NFL officiating has become a joke. The inconsistencies in-game and from officiating crew-to-crew can be costly to teams and players and certainly frustrating to fans.
What goes through the minds of these men dressed in stripes during games – particularly during crucial moments? Are they so pressured by the league that when in doubt they simply throw a flag?
Last night we watched Luke Kuechly mug Rob Gronkowski on the game’s final play. A flag was thrown and in their infinite wisdom the crew decided that the ball was not catchable and therefore they picked up the flag without explanation.
While I would debate that the foul made the pass uncatchable for Gronkowski, regardless of the pass’ catch-ability, clearly there was contact well beyond 5 yards from the line of scrimmage and that contact arguably made a difference in the play.
How many times have we seen significantly lesser illegal contact fouls called on the other side of the field and away from the play? The Patriots were at least deserving of another play 5 yards closer to the end zone.
Don’t get me wrong, I don’t feel sorry for Brady & Co. They are the beneficiaries of more favorable calls than any team in the league. The fact that holding wasn’t called on Patriots left tackle Nate Solder when he bear hugged Saints LB Junior Galette on this game winning throw (see below) by Brady to Kenbrell Thompkins is an absolute travesty, particularly when referee Tony Corrente’s job is to sit there in the backfield and observe such activity.

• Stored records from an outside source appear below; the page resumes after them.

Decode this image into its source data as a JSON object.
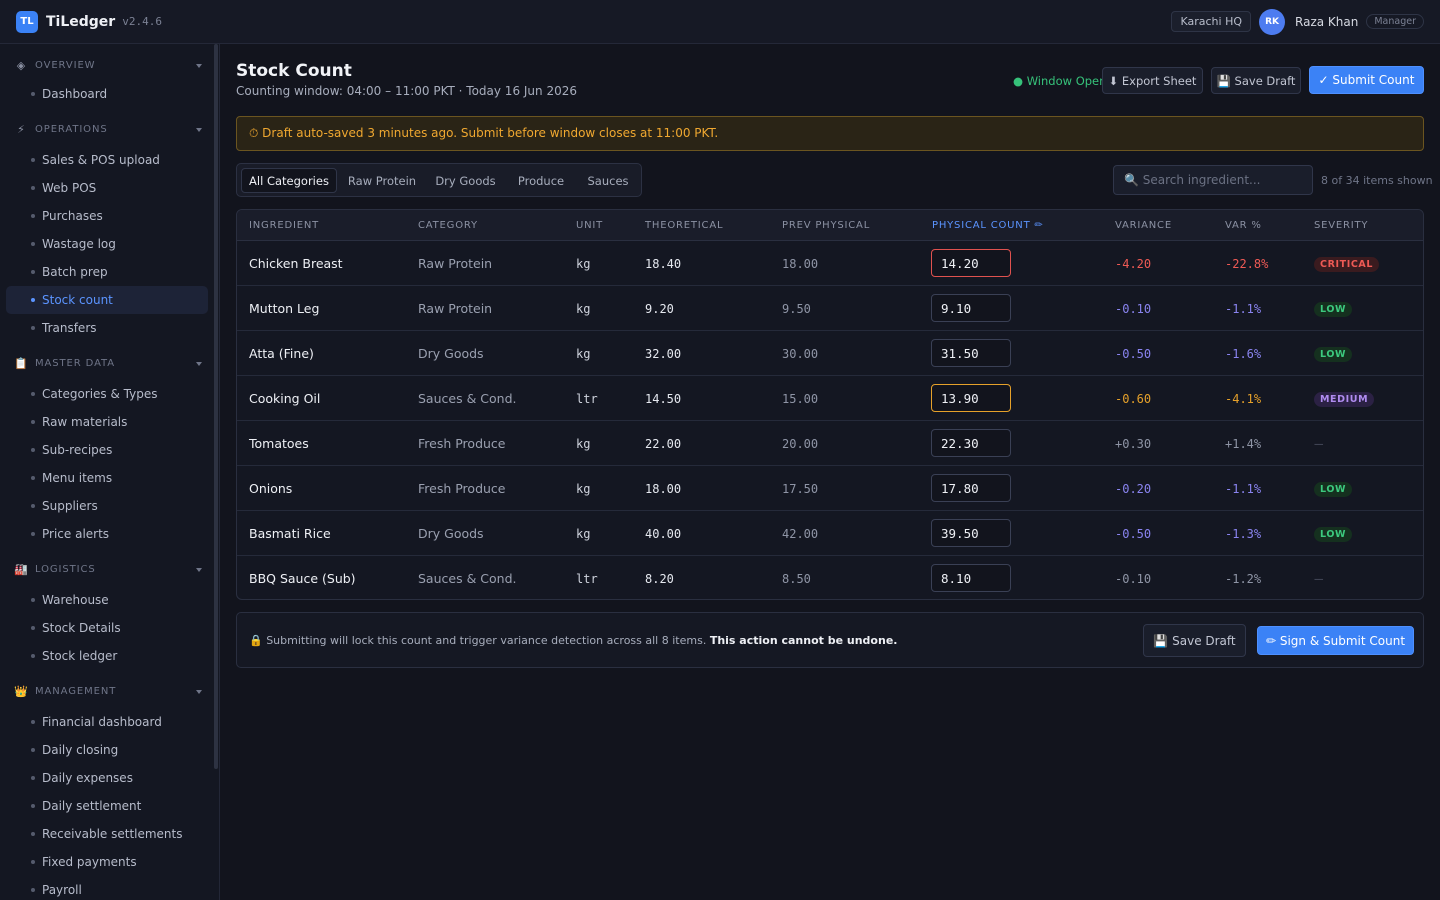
{
  "app": {
    "logo": "TL",
    "name": "TiLedger",
    "version": "v2.4.6",
    "location": "Karachi HQ",
    "user_initials": "RK",
    "user_name": "Raza Khan",
    "user_role": "Manager"
  },
  "sidebar": {
    "sections": [
      {
        "icon": "◈",
        "label": "OVERVIEW",
        "items": [
          {
            "label": "Dashboard"
          }
        ]
      },
      {
        "icon": "⚡",
        "label": "OPERATIONS",
        "items": [
          {
            "label": "Sales & POS upload"
          },
          {
            "label": "Web POS"
          },
          {
            "label": "Purchases"
          },
          {
            "label": "Wastage log"
          },
          {
            "label": "Batch prep"
          },
          {
            "label": "Stock count",
            "active": true
          },
          {
            "label": "Transfers"
          }
        ]
      },
      {
        "icon": "📋",
        "label": "MASTER DATA",
        "items": [
          {
            "label": "Categories & Types"
          },
          {
            "label": "Raw materials"
          },
          {
            "label": "Sub-recipes"
          },
          {
            "label": "Menu items"
          },
          {
            "label": "Suppliers"
          },
          {
            "label": "Price alerts"
          }
        ]
      },
      {
        "icon": "🏭",
        "label": "LOGISTICS",
        "items": [
          {
            "label": "Warehouse"
          },
          {
            "label": "Stock Details"
          },
          {
            "label": "Stock ledger"
          }
        ]
      },
      {
        "icon": "👑",
        "label": "MANAGEMENT",
        "items": [
          {
            "label": "Financial dashboard"
          },
          {
            "label": "Daily closing"
          },
          {
            "label": "Daily expenses"
          },
          {
            "label": "Daily settlement"
          },
          {
            "label": "Receivable settlements"
          },
          {
            "label": "Fixed payments"
          },
          {
            "label": "Payroll"
          }
        ]
      }
    ]
  },
  "header": {
    "title": "Stock Count",
    "subtitle": "Counting window: 04:00 – 11:00 PKT · Today 16 Jun 2026",
    "status": "● Window Open",
    "export_label": "⬇ Export Sheet",
    "save_label": "💾 Save Draft",
    "submit_label": "✓ Submit Count"
  },
  "banner": {
    "text": "⏱ Draft auto-saved 3 minutes ago. Submit before window closes at 11:00 PKT."
  },
  "filters": {
    "tabs": [
      "All Categories",
      "Raw Protein",
      "Dry Goods",
      "Produce",
      "Sauces"
    ],
    "active_tab": 0,
    "search_placeholder": "🔍 Search ingredient...",
    "count_text": "8 of 34 items shown"
  },
  "table": {
    "columns": [
      "INGREDIENT",
      "CATEGORY",
      "UNIT",
      "THEORETICAL",
      "PREV PHYSICAL",
      "PHYSICAL COUNT ✏",
      "VARIANCE",
      "VAR %",
      "SEVERITY"
    ],
    "rows": [
      {
        "name": "Chicken Breast",
        "category": "Raw Protein",
        "unit": "kg",
        "theoretical": "18.40",
        "prev": "18.00",
        "physical": "14.20",
        "variance": "-4.20",
        "var_pct": "-22.8%",
        "severity": "CRITICAL",
        "level": "critical"
      },
      {
        "name": "Mutton Leg",
        "category": "Raw Protein",
        "unit": "kg",
        "theoretical": "9.20",
        "prev": "9.50",
        "physical": "9.10",
        "variance": "-0.10",
        "var_pct": "-1.1%",
        "severity": "LOW",
        "level": "low"
      },
      {
        "name": "Atta (Fine)",
        "category": "Dry Goods",
        "unit": "kg",
        "theoretical": "32.00",
        "prev": "30.00",
        "physical": "31.50",
        "variance": "-0.50",
        "var_pct": "-1.6%",
        "severity": "LOW",
        "level": "low"
      },
      {
        "name": "Cooking Oil",
        "category": "Sauces & Cond.",
        "unit": "ltr",
        "theoretical": "14.50",
        "prev": "15.00",
        "physical": "13.90",
        "variance": "-0.60",
        "var_pct": "-4.1%",
        "severity": "MEDIUM",
        "level": "medium"
      },
      {
        "name": "Tomatoes",
        "category": "Fresh Produce",
        "unit": "kg",
        "theoretical": "22.00",
        "prev": "20.00",
        "physical": "22.30",
        "variance": "+0.30",
        "var_pct": "+1.4%",
        "severity": "—",
        "level": "none"
      },
      {
        "name": "Onions",
        "category": "Fresh Produce",
        "unit": "kg",
        "theoretical": "18.00",
        "prev": "17.50",
        "physical": "17.80",
        "variance": "-0.20",
        "var_pct": "-1.1%",
        "severity": "LOW",
        "level": "low"
      },
      {
        "name": "Basmati Rice",
        "category": "Dry Goods",
        "unit": "kg",
        "theoretical": "40.00",
        "prev": "42.00",
        "physical": "39.50",
        "variance": "-0.50",
        "var_pct": "-1.3%",
        "severity": "LOW",
        "level": "low"
      },
      {
        "name": "BBQ Sauce (Sub)",
        "category": "Sauces & Cond.",
        "unit": "ltr",
        "theoretical": "8.20",
        "prev": "8.50",
        "physical": "8.10",
        "variance": "-0.10",
        "var_pct": "-1.2%",
        "severity": "—",
        "level": "none"
      }
    ]
  },
  "footer": {
    "note": "🔒 Submitting will lock this count and trigger variance detection across all 8 items.",
    "note_strong": "This action cannot be undone.",
    "save_label": "💾 Save Draft",
    "submit_label": "✏ Sign & Submit Count"
  }
}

But back to the non-call from last night in Charlotte…listen to the lame explanation from retired (thankfully) NFL official Gerry Austin in the video below and how he defends referee Clete Blakeman’s decision, and then pay attention to Jon Gruden’s body language. It looks like he wanted to go Terry Tate on Austin.
When is enough, enough?
The guess here is that commissioner Roger Goodell and his cronies will continue to do all they can to cover their collective ass and stay out of the courtroom so they can count their money.
And until you as a fan stop watching, they’ll keep counting and they’ll continue to tear at the fabric that once made the NFL great while selling the game’s soul for profit.